Congress is also determined to dispose of public lands by handing them over to the states, and there are bills in Congress right now that would do just that. One bill would transfer millions of acres of desert wildlands to the state of Nevada, which would inevitably sell the land to private interests or open them up to more industrial development. Another bill would let states decide what to do with energy resources on public lands, which would turn our open landscapes into an industrial free-for-all.
The Endangered Species Act is also under the gun, and Congress has already repeated tried to roll back protections for animals that need them, such as wolves and sage grouse. Any animal that gets in the way of an energy project or housing development is likely to be targeted by lobbyists in Washington seeking to smooth the way for corporate interests. Congress can continue to attack protections for individual species, or may attempt to rewrite the Endangered Species Act altogether in a way that weakens the law.
Other wildlife protection laws like the Migratory Bird Treaty Act (MBTA) and the Bald and Golden Eagle Protection Act (BGEPA) may also come under attack in Congress. A Republican Congressperson from South Carolina has tried repeatedly to pass legislation that would bar the Department of Justice from enforcing the Migratory Bird Treaty Act, giving companies a blank check to build risky and destructive energy projects in key bird habitat.

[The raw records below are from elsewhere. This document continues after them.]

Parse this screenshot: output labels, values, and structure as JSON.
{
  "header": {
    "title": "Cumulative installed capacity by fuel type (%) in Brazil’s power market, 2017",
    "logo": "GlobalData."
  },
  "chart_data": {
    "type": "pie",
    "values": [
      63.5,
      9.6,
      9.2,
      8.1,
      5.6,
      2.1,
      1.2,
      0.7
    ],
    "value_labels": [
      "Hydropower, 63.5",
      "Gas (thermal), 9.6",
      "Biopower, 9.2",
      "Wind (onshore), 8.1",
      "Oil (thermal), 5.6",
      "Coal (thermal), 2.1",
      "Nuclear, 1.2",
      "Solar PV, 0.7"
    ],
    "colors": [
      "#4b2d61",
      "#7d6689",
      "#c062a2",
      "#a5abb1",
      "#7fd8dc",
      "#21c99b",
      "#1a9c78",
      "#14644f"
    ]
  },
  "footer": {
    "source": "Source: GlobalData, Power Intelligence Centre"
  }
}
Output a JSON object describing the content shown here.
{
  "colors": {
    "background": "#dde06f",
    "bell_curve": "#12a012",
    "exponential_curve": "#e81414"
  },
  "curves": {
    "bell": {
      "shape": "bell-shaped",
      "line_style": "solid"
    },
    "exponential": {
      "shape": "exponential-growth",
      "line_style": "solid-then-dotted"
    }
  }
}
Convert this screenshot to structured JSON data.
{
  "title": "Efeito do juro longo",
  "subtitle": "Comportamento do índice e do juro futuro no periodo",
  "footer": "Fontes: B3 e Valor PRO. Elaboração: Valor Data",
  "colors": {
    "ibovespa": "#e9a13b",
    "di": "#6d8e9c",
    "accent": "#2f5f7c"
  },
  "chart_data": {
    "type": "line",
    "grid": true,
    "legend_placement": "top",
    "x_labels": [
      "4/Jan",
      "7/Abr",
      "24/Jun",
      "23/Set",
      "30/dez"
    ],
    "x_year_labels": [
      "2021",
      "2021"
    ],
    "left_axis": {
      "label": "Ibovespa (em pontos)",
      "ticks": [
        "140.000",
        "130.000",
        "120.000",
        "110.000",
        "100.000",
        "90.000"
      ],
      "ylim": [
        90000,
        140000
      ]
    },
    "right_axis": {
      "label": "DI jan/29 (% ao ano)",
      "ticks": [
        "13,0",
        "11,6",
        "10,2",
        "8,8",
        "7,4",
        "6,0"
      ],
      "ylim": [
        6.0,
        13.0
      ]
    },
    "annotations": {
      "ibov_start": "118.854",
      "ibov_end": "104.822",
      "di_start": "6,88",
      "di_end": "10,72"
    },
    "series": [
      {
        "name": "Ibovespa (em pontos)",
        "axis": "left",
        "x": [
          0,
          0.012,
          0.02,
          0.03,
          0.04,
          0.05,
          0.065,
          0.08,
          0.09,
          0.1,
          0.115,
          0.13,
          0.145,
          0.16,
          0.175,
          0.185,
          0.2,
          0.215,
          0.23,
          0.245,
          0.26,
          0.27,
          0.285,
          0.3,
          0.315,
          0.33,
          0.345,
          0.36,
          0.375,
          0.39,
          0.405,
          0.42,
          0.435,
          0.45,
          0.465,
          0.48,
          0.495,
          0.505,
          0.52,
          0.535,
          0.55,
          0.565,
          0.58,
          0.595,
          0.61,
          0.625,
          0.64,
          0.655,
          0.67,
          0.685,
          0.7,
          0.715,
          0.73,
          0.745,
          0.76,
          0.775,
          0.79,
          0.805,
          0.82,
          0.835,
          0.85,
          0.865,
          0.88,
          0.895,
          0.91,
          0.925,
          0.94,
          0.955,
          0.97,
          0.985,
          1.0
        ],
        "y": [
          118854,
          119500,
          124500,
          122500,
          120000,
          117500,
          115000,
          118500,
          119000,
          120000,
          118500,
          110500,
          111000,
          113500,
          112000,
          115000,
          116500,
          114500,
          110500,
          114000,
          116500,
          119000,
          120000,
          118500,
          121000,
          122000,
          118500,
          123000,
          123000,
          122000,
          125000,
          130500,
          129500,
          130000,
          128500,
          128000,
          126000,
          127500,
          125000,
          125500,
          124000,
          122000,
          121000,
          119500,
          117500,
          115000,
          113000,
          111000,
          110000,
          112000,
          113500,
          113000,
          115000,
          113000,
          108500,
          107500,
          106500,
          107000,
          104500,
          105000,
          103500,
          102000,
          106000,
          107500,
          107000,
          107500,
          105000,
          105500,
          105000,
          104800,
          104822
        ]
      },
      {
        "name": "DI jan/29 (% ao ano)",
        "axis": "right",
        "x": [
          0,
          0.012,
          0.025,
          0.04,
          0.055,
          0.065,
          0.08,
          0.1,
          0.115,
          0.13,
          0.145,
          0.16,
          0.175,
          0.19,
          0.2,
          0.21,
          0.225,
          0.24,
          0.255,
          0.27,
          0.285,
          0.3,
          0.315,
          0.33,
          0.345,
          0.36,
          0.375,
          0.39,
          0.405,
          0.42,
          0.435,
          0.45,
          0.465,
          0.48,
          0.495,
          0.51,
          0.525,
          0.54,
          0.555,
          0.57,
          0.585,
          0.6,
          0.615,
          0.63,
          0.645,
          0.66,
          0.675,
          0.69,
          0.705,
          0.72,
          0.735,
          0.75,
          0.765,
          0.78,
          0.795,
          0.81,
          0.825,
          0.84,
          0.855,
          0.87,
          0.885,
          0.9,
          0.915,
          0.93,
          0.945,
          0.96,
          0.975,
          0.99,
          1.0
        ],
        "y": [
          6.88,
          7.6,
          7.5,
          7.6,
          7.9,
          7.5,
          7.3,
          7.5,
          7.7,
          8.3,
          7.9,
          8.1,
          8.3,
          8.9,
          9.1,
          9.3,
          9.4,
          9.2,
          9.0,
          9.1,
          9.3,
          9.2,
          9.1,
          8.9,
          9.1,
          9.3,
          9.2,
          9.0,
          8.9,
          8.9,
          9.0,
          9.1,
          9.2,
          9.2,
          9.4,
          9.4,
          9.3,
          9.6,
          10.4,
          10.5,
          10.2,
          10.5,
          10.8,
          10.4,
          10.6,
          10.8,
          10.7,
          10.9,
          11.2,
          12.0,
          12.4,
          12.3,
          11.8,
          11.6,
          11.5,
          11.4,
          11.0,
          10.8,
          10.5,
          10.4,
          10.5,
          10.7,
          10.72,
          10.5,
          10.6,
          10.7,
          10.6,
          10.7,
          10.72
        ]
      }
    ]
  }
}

Congress’ role setting the Federal budget will also have sweeping impacts. It has been a fight just to appropriately fund the National Park Service, with infrastructure maintenance being deferred at some of our most popular parks. Will we see relief under a Congress that falsely tells voters that national parks and monuments represent “land grabs?” You can also expect Congress to cut funds to the Environmental Protection Agency and its programs that enforce clean air and water rules.
We will have to be more vigilant than ever and speak up for our desert wildlands whenever the White House and Congress consider weakening these pillars of conservation. We have to vote for officials – from the local level all the way to our Federal representatives – that understand the importance of keeping public lands in public hands, and protecting our natural open spaces for the current and future generations. When we’re not at the ballot box, we should be voting with our wallets. Making energy efficient homes and businesses a priority so that we are not dependent on dirty and destructive power plants. Buying the goods we need from companies that respect our wildlands, or just not purchasing at all to lead a less materialistic way of life. Last but not least – vote with your hiking boots. We should get outside and enjoy our wildlands – we will need the strength and inspiration for the fight we have ahead of us.